Personal information
- Full name: Darwin Gustavo Castro Reyes
- Nationality: Ecuador
- Born: 6 July 1993 (age 32) Cuenca, Ecuador

Medal record
Athletics
World Championships
| Bronze medal – third place | 2025 New Delhi | 5000 m T13 |
Parapan American Games
| Bronze medal – third place | 2015 Toronto | 5000 m T11 |

= Darwin Castro =

Ecuadorian Paralympic athlete

Darwin Gustavo Castro Reyes (born 6 July 1993) is an Ecuadorian Paralympian athlete competing mainly in the middle and long-distance events.

==Early life==
Darwin Gustavo Castro Reyes was born on 6 July 1993 in Cuenca, Ecuador. In 2012, Castro had lost his vision as a result of being diagnosed with keratoconus.
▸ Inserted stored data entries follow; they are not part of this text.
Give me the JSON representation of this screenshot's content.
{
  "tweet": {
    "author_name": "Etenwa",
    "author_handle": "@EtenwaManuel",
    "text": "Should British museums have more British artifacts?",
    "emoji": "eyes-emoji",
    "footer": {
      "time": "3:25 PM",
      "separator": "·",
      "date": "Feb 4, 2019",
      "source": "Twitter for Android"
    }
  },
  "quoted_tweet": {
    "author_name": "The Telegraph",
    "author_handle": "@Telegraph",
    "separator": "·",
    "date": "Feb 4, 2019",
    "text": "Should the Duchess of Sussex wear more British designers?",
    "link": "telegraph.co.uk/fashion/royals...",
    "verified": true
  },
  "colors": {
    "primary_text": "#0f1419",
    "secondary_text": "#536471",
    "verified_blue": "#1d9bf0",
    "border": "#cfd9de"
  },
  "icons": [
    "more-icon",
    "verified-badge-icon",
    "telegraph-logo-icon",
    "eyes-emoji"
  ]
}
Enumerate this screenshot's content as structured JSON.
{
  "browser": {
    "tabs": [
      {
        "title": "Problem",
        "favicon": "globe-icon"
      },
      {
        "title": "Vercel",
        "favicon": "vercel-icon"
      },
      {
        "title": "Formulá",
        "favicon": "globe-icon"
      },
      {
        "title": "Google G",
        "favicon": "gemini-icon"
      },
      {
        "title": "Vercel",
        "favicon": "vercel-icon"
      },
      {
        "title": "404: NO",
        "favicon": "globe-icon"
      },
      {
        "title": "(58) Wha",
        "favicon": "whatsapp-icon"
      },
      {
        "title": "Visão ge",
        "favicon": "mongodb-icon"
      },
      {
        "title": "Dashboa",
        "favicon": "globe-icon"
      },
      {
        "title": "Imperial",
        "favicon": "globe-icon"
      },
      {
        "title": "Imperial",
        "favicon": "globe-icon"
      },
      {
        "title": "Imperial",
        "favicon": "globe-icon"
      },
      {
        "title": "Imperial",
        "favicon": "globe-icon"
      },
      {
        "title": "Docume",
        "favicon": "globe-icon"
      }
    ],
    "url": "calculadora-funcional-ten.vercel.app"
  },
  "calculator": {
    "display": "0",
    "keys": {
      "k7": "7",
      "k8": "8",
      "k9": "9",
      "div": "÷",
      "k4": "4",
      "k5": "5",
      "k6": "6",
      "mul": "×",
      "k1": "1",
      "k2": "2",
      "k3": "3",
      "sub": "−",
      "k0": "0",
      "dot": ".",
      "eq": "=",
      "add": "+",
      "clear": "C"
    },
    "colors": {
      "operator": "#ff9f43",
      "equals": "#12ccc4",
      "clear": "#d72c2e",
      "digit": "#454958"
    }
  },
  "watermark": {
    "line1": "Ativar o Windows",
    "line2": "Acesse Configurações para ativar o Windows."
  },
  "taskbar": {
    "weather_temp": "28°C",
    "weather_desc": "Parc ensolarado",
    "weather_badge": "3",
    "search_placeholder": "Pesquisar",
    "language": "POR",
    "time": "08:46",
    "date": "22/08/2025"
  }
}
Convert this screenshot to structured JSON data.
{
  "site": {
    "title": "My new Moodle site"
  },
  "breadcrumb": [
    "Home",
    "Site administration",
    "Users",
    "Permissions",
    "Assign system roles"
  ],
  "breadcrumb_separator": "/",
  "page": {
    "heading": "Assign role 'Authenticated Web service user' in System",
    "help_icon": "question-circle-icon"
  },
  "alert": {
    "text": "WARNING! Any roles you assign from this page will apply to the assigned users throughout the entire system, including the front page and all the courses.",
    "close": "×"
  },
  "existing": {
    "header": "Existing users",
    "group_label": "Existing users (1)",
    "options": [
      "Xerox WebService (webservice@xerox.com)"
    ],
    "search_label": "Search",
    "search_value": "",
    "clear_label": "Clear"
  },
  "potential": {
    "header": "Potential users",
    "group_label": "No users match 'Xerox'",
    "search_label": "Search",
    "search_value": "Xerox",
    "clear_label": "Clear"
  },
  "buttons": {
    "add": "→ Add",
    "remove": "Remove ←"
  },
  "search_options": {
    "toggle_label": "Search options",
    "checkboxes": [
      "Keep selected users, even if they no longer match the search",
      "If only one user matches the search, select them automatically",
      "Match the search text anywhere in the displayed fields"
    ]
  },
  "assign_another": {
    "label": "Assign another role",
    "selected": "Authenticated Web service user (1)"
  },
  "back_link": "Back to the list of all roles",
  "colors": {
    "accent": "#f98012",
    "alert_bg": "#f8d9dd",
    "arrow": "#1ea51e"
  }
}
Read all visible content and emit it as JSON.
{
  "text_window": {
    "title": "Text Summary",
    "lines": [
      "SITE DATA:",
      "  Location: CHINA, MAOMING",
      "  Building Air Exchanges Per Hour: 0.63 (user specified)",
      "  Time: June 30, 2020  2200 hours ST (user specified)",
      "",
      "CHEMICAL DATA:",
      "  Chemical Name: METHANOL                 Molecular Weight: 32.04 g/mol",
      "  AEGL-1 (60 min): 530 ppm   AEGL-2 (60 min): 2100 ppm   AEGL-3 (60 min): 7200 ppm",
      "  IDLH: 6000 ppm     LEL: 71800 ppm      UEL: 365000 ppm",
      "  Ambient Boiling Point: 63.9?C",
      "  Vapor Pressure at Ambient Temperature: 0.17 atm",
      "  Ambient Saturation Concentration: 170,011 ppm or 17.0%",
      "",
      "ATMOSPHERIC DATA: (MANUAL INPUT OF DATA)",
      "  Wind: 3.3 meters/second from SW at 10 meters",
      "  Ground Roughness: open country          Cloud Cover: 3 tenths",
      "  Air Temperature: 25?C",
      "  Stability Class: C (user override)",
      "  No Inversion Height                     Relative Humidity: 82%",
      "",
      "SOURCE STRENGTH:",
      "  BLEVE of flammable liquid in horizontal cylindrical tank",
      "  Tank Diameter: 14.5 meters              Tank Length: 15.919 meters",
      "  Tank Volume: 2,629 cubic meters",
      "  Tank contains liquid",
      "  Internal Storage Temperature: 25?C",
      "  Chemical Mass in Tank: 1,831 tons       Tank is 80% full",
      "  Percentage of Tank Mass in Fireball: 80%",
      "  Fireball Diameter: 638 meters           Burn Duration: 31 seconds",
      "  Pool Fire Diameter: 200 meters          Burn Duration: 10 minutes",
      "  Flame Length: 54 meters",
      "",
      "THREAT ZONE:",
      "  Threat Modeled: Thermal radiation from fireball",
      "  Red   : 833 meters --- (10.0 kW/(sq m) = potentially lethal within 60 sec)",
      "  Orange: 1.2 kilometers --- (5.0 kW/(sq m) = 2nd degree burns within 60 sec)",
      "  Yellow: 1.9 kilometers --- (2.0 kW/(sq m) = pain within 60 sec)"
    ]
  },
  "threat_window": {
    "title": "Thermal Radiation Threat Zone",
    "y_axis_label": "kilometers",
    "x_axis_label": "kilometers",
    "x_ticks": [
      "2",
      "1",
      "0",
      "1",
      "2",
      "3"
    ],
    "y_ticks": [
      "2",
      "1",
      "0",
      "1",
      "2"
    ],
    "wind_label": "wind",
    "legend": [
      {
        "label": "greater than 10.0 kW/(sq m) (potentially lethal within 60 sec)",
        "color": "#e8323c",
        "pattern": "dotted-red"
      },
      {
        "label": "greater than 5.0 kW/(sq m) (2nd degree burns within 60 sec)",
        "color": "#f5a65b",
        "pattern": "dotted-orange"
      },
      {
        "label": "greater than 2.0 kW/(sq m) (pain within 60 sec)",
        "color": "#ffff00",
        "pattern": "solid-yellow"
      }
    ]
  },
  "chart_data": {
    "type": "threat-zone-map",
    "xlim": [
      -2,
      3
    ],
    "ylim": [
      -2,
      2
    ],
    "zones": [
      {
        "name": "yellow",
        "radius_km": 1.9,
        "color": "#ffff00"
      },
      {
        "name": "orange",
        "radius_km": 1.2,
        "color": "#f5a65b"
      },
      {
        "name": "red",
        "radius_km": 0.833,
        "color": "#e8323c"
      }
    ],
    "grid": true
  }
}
Unable to restore his vision, he turned to para-athletics, in which he credits for feeling alive again.

==Career==
Castro competed at the 2015 Parapan American Games, where he won the bronze medal in the 5000 m T11. At the 2016 Summer Paralympics, he made his Paralympic debut and competed in the 1500 and 5000 metres, finishing in seventh place in the latter. At the 2020 Summer Paralympics, Castro competed in the 1500 and 5000 metres, finishing in fifth and sixth place in these respective events. At the 2024 Summer Paralympics, he competed in the 1500 and 5000 metres, finishing in seventh place in the latter. At the 2025 World Para Athletics Championships, Castro won the bronze medal in the 5000 m T13 event.